Hatem Ghaeb

Personal information
- Date of birth: 25 September 1971 (age 54)
- Place of birth: Al-Asharah, Syria
- Position: Defender

Senior career*
- Years: Team / Apps / (Gls)
- 1987–2000: Al-Shorta

International career
- 1990–1991: Syria U20 / 8 / (0)
- 1992–1997: Syria / 10 / (0)

= Hatem Ghaeb =

Syrian footballer (born 1971)

Hatem Ghaeb (حاتم الغايب) is a Syrian football defender who played for Syria in the 1996 Asian Cup.

==Early life==
Ghaeb was born in 1971 in Al-Asharah, Deir ez-Zor Governorate, which indicates to age fabrication, to enable him to participate in the youth tournaments, as he was registered as born on 25 September 1971.

==Career==
Ghaeb played his entire career for Al-Shorta from 1987 to 2000. He played for Syria U20 in the 1990 AFC Youth Championship and 1991 FIFA World Youth Championship.
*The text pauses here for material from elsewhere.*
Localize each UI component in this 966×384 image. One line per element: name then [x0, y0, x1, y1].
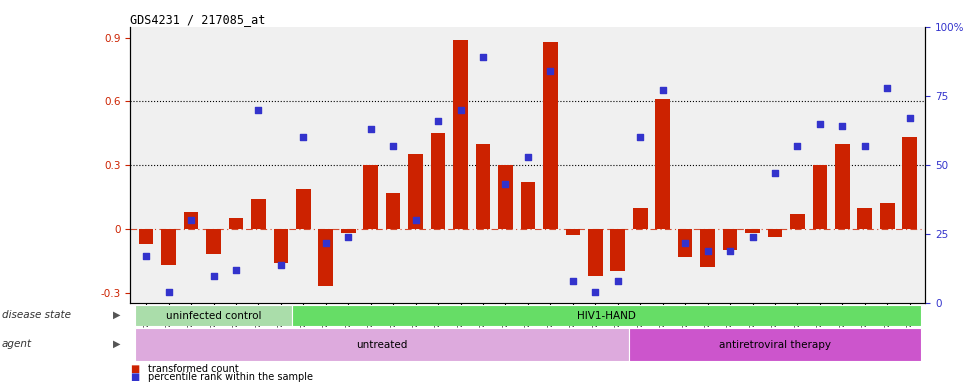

In December 2019, Ghaeb was voted to be the Chairman of the Syrian Arab Federation for Football. In June 2023, it was reported that the Ministry of Finance issued a "seizure" directive targeting the assets of various entities and individuals including Ghaeb and his spouse, demanding one million euros, linked to his past engagements within the federation.